Decreasing size of database
We are using sqlite, and the size of the database has grown to about 4.7GB.
Looking at the structure, due to the nature of using key value with serial, would it be possible to have some process that could run externally and remove changelog entries for serials that no longer exist?
Or would it somehow be possible to trim the amount of changelog entries?
Yes, but ...
- I haven't tested it at all
- you can't replicate anymore (it might be possible to work around that with some code changes)
- it might be better to do an export/import cycle, which can be tested upfront, is the official way, there will be downtime (which can be minimized)
If you decide to remove old data, I would first try to empty the binary data cell, instead of deleting the whole db row.
- I will make a backup
- We currently don't use replication and have no plans to do so in the future, but good to know
- Will take that under advisement
Thanks!
Any results?
Nope, I've just been letting it grow instead. I haven't had time to run through it and its an integral part of our build system that is in use pretty much 24/7.
https://mail.python.org/mm3/archives/list/[email protected]/thread/VLFAGR4PS3TVFCU6EM4B5RB3NCH2GSVT/
With server 4.7..0 deleting from a mirror is supported. This only reduces the usage for mirrored files though, not the database size.
Depending on your use case of devpi this PR might help: #674
It adds mirror_use_external_urls which removes the file caching by just serving the original URL. It will still store each installed project and any changes for now. I might expand on that PR later, not sure yet.
In regard to database size, I have plans to change the structure to be actually relational but still with serials.

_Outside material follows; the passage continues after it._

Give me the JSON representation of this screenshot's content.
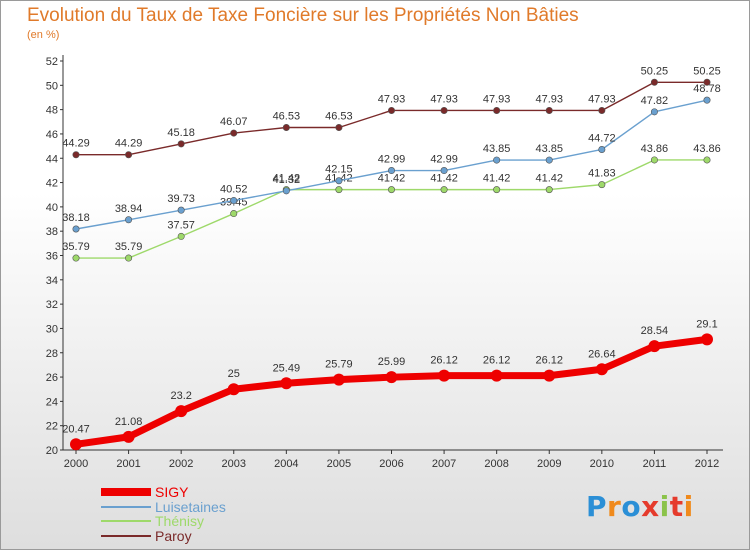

That is a bigger refactoring though and there is no funding for it (yet).
A vacuum tool might still be easier in the short term.
With postgresql backend, files are also stored in the database. At least here, it would be quite useful to have an option to remove cached files after they have not be downloaded for x days. Usually users are only interested in the latest versions of a package. For packages which often receive updates, the cache grows and grows containing a lot of files that are no longer used.
@rettenbs we can't trivially store last access times, so automatic cache cleanup is currently not possible. Do you need the local cache? If not, then set the mirror_use_external_urls on the mirror index to true.
Yes, we need the cache. Some of our clients do not have internet access.
For a standalone server it should not be too difficult to track the last access. For replica it is probably not easy. Maybe each server stores its own last access time and cleans the cache depending on that time. It is not ideal but as long as it is configurable it is a tradeoff between storage and bandwidth.
On the other hand I am not sure what the common use case for devpi is and whether this is useful for anybody else.